Ultimately, unless districts are able to monitor where AI is assisting and where it is not, it will not enhance learning. To enable educators to observe what is changing, this entails developing data systems that link tools, platforms, and insights across schools. Currently, too much important information like student interests, attendance, and tests is spread across several apps that aren’t able to communicate with one another. As a result, educators and district administrators are unable to fully understand how AI is benefiting or harming pupils. Additionally, those who require this data frequently cannot access it. AI techniques are merely educated guesses in the absence of integration.

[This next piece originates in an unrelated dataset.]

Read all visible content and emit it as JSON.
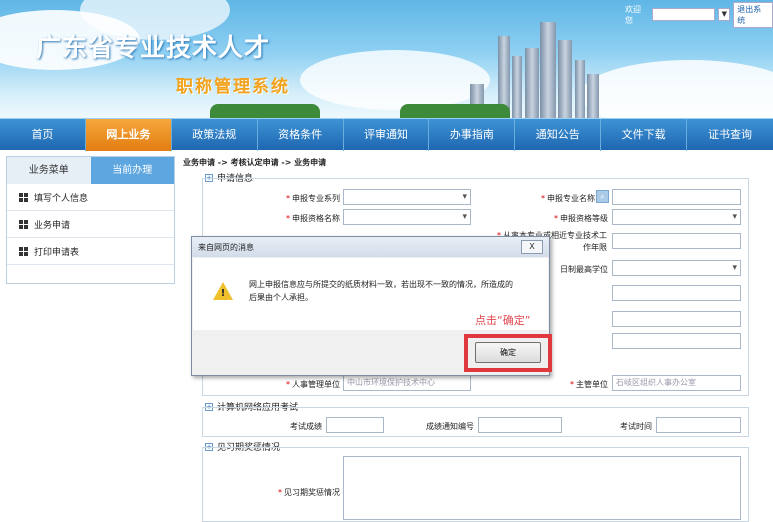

In order to prevent already underprivileged pupils from falling further behind, districts should have a well-defined data plan. Without a plan to reduce gaps, investing in AI runs the risk of providing more opportunities for well-resourced children to engage with the technology than for historically excluded students, therefore perpetuating the very disparities that districts are trying to address.
AI was used by the Issaquah School District in Washington state to close the achievement gaps that still exist for children with disabilities, Latino or Hispanic pupils, and Black or African American students. Issaquah, which is based on Universal Design for Learning techniques, uses AI-powered educational technology to let students finish tasks in a variety of formats, including textual responses, voice recordings, video slideshows, and other forms of expression. Through professional development and the selection of AI tools and resources, Issaquah is pursuing a multi-year strategy to harness emerging technology to help reduce chronic achievement gaps.

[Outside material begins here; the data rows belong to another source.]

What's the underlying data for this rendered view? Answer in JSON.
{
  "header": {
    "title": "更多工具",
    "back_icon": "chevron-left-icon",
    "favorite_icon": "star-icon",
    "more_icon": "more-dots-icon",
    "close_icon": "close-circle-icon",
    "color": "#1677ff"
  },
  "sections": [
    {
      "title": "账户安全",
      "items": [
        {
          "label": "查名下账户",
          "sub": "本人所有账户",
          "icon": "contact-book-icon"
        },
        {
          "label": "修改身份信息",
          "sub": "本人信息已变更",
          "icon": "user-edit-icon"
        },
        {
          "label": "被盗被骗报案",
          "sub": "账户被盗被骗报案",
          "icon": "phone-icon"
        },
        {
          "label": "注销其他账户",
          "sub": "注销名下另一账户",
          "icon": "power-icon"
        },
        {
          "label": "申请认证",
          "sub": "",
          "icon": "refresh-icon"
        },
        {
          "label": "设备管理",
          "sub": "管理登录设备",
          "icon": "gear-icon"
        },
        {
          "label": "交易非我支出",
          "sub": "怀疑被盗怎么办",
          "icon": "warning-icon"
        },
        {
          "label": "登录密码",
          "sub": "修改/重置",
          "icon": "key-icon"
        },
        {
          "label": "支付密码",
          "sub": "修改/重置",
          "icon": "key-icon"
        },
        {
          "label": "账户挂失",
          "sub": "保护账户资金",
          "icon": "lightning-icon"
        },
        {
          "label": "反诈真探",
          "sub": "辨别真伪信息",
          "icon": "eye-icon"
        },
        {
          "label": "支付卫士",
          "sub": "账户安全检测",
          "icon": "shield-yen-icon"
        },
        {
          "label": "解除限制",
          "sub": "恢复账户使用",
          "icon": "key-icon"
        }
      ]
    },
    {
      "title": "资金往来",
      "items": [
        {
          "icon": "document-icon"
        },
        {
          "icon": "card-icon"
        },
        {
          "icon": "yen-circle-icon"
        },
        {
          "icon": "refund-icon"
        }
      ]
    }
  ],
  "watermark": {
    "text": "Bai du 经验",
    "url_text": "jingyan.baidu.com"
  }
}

When applied effectively, AI can assist in addressing long-standing issues such as assisting multilingual children, students with disabilities, and students who are below grade level. However, this is only possible if leaders remain laser-focused on helping these students rather than pursuing glitzy tools. To guarantee inclusive and equitable use of AI in education, EdTrust has pledged to listen to stakeholders’ needs and desires over the course of the next two years.

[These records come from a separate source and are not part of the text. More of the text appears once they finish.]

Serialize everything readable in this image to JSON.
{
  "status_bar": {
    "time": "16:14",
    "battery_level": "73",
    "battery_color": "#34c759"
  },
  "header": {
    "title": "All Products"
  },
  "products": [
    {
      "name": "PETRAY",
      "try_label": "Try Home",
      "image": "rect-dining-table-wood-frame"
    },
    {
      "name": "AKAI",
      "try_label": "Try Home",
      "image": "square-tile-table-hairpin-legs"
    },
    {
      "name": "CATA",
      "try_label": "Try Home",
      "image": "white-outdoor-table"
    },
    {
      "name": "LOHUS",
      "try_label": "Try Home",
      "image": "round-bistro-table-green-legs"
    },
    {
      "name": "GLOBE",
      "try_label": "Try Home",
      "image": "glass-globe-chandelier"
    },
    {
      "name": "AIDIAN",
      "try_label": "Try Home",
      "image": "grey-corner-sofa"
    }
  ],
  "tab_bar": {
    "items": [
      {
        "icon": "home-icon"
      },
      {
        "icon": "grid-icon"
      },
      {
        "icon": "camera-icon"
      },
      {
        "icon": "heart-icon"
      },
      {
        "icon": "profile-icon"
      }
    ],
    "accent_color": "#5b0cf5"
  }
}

However, many districts cannot afford to accomplish this task alone, and they shouldn’t have to. In order to assist districts in using AI technologies, states and the federal government will need to take the lead. To help schools safeguard student privacy and prevent unforeseen harm, states should first establish clear guidelines for the use of AI. In order to ensure that all districts, not just the wealthiest, can create what they need, they should also set up financing streams for AI preparation, such as assistance for updating data infrastructure. Additionally, they should hold vendors responsible for making sure their solutions don’t exacerbate opportunity gaps or perpetuate bias. To ensure that all students, irrespective of location or financial status, can take advantage of AI-enhanced education, states and the federal government must likewise increase access to personal computers and bandwidth.
The government and corporate sector may invest millions to help guarantee that all kids, not just the wealthy few, are prepared for a new, AI-driven future and economy if they can afford to invest trillions in AI-powered technologies.